Dejate de literatura
Soledad Platero
30.11.2011
El gesto idiosincrático del Presidente repartiendo volantes por la calle como forma de contribuir personalmente a la lucha contra la violencia doméstica no debería sorprendernos. Ni está prohibido, ni es la primera vez que hace una cosa así.
Se podrá decir que hay una inocultable demagogia en salir a la calle a poner en práctica una acción militante individual y caudillesca del tipo “síganme los buenos”, pero hay que admitir que este presidente es el mismo que cuando era legislador se subía a los ómnibus ataviado como hombre sandwiche. Y lo cierto es que con gestos como ese obtuvo la simpatía y la confianza de mucha gente. (Otro tema es si eso es bueno o malo, pero no lo trataremos hoy aquí).
Esta vez, sin embargo, muchos encontraron que la intervención no había sido del todo feliz y —con matices casi siempre correspondientes al extremo del espectro político o a la responsabilidad pública que les tocó en suerte— coincidieron en que el mensaje no era adecuado. El mensaje, por si alguien no se enteró, era “Hombre, aprendé a perder”.
Las cámaras acompañaron al Presidente en más de un punto de su recorrido militante, y por eso todos pudimos ver a un irascible Mujica increpando a un hombre que cometió la imprudencia de creer que es posible dialogar de igual a igual con el Presidente de la República cuando éste está jugando a ser una persona de a pie.
El hombre —un hombre joven, al que se ve de perfil o de espaldas— le preguntó algo así como si no sería mejor hablar de respeto que de perder y ganar y, en un arranque semejante a tantos que ha tenido antes, Mujica le paró el carro, recordándole que a la gente hay que hablarle claro, que no hay que complicarle las cosas, que el palabrerío no sirve. “Dejate de literatura”, le dijo, así como alguna vez dijo que a la educación le hace falta “menos viru-viru y más ciencia”.
Es triste pensar que hablar de respeto pueda ser demasiado complicado para una sociedad que está medianamente alfabetizada, que vota cada cinco años, que tiene acceso a la educación y a la salud pública y que ostenta uno de los niveles de inclusión digital más altos del tercer mundo. Es obvio que no hay nada de complicado ni de literario en reclamar un tratamiento más respetuoso e inteligente para la violencia que cuesta la vida de miles, de millones de mujeres en el mundo. Mujeres que, por cierto, no mueren porque se encachilaron con otro, o porque cambiaron alegremente el color de su corazón, o porque son infieles, sino porque son consideradas propiedad de sus parejas —cuando no de sus padres o de la comunidad, porque eso también hay que decirlo.

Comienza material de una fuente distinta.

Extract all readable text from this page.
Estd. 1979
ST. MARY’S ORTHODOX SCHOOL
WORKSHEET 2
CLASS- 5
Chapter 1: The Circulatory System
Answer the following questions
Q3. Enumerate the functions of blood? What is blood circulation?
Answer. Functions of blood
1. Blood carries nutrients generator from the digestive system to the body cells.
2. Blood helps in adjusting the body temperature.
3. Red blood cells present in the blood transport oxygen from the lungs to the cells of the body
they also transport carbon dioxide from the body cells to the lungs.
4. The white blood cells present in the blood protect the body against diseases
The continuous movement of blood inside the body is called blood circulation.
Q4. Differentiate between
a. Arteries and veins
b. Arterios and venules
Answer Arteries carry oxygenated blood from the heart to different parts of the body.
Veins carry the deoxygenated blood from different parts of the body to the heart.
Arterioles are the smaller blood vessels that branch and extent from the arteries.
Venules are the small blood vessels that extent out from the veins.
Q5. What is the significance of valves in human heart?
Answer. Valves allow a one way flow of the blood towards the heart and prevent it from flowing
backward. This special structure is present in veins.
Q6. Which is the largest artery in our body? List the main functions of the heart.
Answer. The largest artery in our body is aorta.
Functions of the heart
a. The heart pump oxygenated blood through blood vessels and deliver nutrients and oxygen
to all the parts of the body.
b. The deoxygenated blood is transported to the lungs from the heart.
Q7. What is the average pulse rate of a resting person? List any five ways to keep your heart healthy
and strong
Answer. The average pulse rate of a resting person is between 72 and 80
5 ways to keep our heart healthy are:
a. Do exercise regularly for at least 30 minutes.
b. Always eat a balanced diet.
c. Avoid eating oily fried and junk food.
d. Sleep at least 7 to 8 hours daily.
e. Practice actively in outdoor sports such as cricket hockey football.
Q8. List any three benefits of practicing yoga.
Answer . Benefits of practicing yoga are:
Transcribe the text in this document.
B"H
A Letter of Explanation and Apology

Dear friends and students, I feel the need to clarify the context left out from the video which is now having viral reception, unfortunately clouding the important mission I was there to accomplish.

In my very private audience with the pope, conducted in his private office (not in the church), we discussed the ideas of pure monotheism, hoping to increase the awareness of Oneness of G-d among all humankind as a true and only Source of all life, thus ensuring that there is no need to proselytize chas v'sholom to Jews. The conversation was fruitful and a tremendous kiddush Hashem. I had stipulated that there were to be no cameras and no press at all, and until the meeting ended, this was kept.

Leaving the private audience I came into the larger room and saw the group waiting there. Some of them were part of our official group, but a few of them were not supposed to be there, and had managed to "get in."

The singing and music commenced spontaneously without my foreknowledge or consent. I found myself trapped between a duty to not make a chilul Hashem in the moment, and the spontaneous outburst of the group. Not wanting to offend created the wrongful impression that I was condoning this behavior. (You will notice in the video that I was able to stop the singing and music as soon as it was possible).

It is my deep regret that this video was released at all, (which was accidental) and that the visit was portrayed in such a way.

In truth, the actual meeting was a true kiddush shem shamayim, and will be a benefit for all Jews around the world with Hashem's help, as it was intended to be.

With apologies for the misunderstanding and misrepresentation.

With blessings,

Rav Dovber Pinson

En el enunciado simple “aprendé a perder” (simple pero poético al fin: una forma más simple y menos literaria de decir lo mismo sería “jodete”) está implícita la relación de trofeo que el hombre establece con el objeto de su amor. Pero está implícita, sobre todo, una forma de interpretar el mundo. Una épica de la territorialidad y el machismo que es parte —espero no ofender a nadie con esto— del discurso de esa parte de la izquierda que suele aparecer por ahí hablando en nombre propio de cosas que involucraron a toda la sociedad. Una épica de la guapeza, el aguante y los códigos que no pierde oportunidad de resaltar los gestos de coraje o de sacrificio, y que siempre apela a la emotividad y se ofende cuando le vienen con teorías.
Pero resulta que es exactamente al revés que hay que pararse frente a la violencia. Es exactamente al revés que hay que mirar el problema. ¿Alguien puede creer que una persona que cree que está “perdiendo” (que tiene internalizado ese discurso de ganar y perder) va a detenerse ante una instrucción simple como “aprendé a perder”? ¿Alguien alguna vez se detuvo en un envión de furia porque le aconsejaron que se jodiera?
Es insultante el discurso del Presidente en este caso. Tan insultante como oírlo hablar de que no quiere tener a los viejos presos, o como escucharlo hablar de la gente que “se revuelve” como si en ese recurso de supervivencia hubiera un heroísmo digno de ser exaltado.
Pero esto no es, no quiere ser, un ataque a la persona del Presidente. Y si se concentra en él es porque él concentra sobre sí, voluntariamente, asuntos que son generales. Esto, como tantas otras veces, trata de ser un llamado de atención sobre una forma de entender lo social. Sobre una forma peligrosa, simplista y fascistoide de entender lo social como un campo de batalla; como un entramado de relaciones imaginarias, privadas, interpersonales, en las que lo político y lo institucional se desdibujan y solo es posible ver al caudillo y a la masa.
Una vez más habría que pensar que si la violencia crece en una sociedad tal vez se deba, precisamente, a que cada vez hay menos viru-viru y menos literatura.